The proposed techniques have the advantage of being relatively simple and familiar, which Karl Tran of Genexis anticipates will mean they “can be implemented in a reliable and cost-effective way.” A related research paper on the project notes that new chips are already being designed to take advantage of this work and the good news is that only some users will need to buy a new modem to benefit.

Put another way, even if only your neighbours that are part of the same PON upgrade, your own capacity is still likely to increase as well. This is because the improved techniques are designed to shorten the timeslots the upgraded users need for data transfer, which of course still leaves more time for the other users to get their share of data.
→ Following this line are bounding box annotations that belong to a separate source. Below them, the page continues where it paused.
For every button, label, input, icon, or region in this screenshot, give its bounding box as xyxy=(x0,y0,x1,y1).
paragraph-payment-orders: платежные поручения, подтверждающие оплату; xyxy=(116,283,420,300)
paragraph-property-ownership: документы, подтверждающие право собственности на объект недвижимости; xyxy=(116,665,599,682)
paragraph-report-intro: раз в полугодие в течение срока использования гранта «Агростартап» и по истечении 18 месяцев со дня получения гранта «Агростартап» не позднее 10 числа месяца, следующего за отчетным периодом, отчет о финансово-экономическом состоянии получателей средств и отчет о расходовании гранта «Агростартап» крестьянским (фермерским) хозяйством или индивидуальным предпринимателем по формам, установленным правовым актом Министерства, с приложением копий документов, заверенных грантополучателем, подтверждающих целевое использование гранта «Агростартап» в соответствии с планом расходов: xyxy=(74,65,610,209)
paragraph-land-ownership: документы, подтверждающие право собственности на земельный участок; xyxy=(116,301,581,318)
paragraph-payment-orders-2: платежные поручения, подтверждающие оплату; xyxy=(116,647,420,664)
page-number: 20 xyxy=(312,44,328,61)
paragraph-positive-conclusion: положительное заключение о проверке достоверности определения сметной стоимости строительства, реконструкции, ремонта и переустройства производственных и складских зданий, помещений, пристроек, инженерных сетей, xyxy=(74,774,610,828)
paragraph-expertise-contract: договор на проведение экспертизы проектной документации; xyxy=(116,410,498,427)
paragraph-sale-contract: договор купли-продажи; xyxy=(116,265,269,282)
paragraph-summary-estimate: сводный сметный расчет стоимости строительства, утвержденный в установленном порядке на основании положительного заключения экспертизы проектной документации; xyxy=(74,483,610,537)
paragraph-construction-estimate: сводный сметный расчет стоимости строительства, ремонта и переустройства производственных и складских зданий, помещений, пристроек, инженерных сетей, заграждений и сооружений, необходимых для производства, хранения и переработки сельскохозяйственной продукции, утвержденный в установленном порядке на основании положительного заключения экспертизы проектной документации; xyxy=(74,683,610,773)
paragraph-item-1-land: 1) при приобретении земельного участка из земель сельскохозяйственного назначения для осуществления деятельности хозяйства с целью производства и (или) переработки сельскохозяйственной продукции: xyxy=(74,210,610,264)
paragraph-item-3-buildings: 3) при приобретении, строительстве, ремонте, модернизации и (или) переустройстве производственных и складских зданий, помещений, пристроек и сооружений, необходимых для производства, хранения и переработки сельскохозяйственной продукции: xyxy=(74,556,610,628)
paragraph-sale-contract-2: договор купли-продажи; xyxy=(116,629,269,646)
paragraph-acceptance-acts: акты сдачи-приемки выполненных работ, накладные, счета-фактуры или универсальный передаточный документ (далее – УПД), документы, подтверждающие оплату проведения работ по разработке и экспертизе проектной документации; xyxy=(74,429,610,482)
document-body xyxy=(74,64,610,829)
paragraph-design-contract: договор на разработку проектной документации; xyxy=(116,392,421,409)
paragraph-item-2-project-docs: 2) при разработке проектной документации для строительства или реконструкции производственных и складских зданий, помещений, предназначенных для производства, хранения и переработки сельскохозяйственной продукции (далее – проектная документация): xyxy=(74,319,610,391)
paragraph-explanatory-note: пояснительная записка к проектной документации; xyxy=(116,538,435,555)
Handy.

Leave a Comment
4 Responses
  1. Avatar CarlT

    I must look into this one some more – use of QAM and AM have been part of optical transmission for a while so be good to look into what’s new.

  2. Avatar Sometimes but not always

    And could take 20 more years for OpenRoach testing that?

  3. Avatar nt

    OFDM-PON was ruled out for NG-PON2 and is basically the same thing as what’s used in VDSL but applied to light (yeah ok it’s DMT but that’s essentially OFDM).

    The “P” in PON — passive — rules out a lot of the fancy DSP features since they suck down power.